Il figlio di Ugo, primo direttore del nostro giornale, è intervenuto alla Fondazione Fornace Caravaggio per raccontare alcuni aneddoti

PESCARA. «Mio padre divenne direttore del Centro nel luglio del 1986 e io cominciai a venire spesso a Pescara. Era molto contento di essere qui: questa esperienza rappresentava per lui un ritorno al giornalismo che amava davvero, quello artigianale, con il nome e cognome sotto gli articoli». Si apre con questo ricordo l’intervento di Marco Zatterin, già vicedirettore della Stampa, che ricorda la figura del padre e il rapporto d’amore con l’Abruzzo. Le sue parole arrivano nella Fondazione Fornace Caravaggio a Pescara, durante il lancio del volume “Quei ragazzi del Centro” (Edizioni Solfanelli) curato dai giornalisti Andrea Mori e Giuliano Di Tanna.

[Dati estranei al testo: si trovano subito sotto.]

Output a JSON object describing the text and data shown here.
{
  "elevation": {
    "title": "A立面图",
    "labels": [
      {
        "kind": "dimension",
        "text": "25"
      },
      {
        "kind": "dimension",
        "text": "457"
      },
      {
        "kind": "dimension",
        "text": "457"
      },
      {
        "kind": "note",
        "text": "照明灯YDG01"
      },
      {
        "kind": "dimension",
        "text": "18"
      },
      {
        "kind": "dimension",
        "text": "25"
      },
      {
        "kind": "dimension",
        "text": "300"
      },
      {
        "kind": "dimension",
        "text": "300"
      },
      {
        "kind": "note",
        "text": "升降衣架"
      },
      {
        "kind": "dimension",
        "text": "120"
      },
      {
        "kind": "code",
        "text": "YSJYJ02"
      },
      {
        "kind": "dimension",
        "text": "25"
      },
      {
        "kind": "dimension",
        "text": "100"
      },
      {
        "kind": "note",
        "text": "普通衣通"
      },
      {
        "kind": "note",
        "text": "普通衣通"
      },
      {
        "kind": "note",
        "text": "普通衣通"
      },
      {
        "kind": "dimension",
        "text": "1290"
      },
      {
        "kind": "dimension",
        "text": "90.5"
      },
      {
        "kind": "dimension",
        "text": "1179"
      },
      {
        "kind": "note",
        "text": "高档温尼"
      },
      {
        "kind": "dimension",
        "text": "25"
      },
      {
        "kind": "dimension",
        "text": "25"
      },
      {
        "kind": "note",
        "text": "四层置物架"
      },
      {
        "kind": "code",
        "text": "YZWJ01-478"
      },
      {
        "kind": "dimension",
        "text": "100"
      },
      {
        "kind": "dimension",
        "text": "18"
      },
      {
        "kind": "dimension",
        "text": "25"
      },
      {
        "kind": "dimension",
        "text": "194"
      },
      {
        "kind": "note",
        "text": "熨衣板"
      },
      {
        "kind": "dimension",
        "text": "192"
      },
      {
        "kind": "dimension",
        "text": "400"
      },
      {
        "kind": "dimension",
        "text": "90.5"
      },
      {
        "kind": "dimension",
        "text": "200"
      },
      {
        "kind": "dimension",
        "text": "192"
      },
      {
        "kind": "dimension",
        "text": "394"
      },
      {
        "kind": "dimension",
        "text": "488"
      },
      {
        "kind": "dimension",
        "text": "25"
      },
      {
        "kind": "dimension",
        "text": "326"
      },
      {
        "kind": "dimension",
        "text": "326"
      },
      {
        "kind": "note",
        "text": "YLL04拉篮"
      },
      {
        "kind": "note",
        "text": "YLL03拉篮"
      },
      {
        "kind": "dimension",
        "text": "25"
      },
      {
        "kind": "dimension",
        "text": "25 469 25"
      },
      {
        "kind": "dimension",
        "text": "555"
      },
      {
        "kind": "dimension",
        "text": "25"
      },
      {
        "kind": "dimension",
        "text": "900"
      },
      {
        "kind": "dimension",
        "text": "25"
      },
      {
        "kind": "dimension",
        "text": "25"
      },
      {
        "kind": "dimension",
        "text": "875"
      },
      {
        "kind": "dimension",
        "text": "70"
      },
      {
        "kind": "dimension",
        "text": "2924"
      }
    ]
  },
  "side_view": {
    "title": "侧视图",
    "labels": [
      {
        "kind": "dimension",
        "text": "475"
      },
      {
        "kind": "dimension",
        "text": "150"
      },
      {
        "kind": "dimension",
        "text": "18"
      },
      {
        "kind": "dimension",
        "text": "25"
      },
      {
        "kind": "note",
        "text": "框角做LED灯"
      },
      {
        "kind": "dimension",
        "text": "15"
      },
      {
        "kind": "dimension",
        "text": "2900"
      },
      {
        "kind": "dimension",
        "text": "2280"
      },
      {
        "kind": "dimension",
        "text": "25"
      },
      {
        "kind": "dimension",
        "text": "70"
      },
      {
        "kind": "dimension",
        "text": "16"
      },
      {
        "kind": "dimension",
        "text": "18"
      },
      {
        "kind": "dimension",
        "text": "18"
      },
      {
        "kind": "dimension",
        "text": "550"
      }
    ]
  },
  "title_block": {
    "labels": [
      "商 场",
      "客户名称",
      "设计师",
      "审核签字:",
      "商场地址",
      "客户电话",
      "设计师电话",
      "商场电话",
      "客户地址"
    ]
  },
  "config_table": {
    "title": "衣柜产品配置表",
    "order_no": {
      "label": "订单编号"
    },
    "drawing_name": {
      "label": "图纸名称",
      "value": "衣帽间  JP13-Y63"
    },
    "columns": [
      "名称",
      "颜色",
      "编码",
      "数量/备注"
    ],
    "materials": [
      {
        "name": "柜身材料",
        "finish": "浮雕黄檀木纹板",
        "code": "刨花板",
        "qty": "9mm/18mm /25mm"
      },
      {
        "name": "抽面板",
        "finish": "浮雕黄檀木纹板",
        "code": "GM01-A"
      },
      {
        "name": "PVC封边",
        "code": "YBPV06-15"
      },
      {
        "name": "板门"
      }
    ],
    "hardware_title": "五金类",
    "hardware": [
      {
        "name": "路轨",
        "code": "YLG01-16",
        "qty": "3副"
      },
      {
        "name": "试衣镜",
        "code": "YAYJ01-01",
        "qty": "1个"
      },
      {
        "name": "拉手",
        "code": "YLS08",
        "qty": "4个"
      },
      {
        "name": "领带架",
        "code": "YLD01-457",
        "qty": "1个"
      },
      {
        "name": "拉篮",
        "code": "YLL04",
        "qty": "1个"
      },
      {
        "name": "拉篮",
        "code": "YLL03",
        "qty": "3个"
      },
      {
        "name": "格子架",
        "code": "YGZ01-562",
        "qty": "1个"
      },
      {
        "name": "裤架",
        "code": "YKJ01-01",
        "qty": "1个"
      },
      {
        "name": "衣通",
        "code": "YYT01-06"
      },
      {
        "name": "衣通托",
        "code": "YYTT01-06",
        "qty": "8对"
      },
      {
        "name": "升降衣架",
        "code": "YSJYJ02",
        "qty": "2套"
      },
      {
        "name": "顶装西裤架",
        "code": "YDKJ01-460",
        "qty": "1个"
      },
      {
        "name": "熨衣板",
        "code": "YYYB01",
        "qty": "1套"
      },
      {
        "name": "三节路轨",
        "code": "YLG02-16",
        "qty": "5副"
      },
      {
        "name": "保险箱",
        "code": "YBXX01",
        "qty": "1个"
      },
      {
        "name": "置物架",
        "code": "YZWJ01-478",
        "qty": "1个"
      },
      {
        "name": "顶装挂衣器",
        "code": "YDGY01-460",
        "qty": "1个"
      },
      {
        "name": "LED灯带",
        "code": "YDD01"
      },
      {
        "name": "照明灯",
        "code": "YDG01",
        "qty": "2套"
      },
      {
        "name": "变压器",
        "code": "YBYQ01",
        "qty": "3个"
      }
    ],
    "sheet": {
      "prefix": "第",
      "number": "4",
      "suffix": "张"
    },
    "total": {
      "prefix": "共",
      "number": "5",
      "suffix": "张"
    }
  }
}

«Non l’ho mai visto una volta contrariato o troppo stanco. Era felice, si sentiva realmente libero. Questa terra era diventata uno dei suoi luoghi del cuore». E poi racconta: «Dopo l’operazione al cuore i medici gli dissero che aveva bisogno di riposo assoluto. Lui rispose: “No, io devo andare a lavorare, ho il giornale, ho i miei ragazzi”. Così ogni lunedì lo accompagnavo da Roma a Pescara e il venerdì, o il sabato, tornavo a prenderlo». Zatterin rimarca anche la più grande lezione paterna: «Ricordo che diceva sempre una cosa: “Il lettore è meglio di noi. Non dobbiamo mai sottovalutarlo”. È l’insegnamento che ha lasciato a noi figli e che ancora oggi mi porto dentro».

Presente, fra gli altri, la presidente dell’Ordine dei Giornalisti d’Abruzzo, Marina Marinucci, in forza al Centro fino a pochi mesi fa – «all’inizio cercavano di sminuirci, ma alla fine abbiamo fatto la storia dell’Abruzzo» – e la sorella di Enea De Martiis – il giornalista della redazione dell’Aquila morto a 27 anni in un incidente stradale mentre rientrava a Pescara – Paola, che lo ha ricordato insieme al nipote: «Gli anni in cui Enea lavorava al Centro sono stati senza alcun dubbio i più belli della sua vita».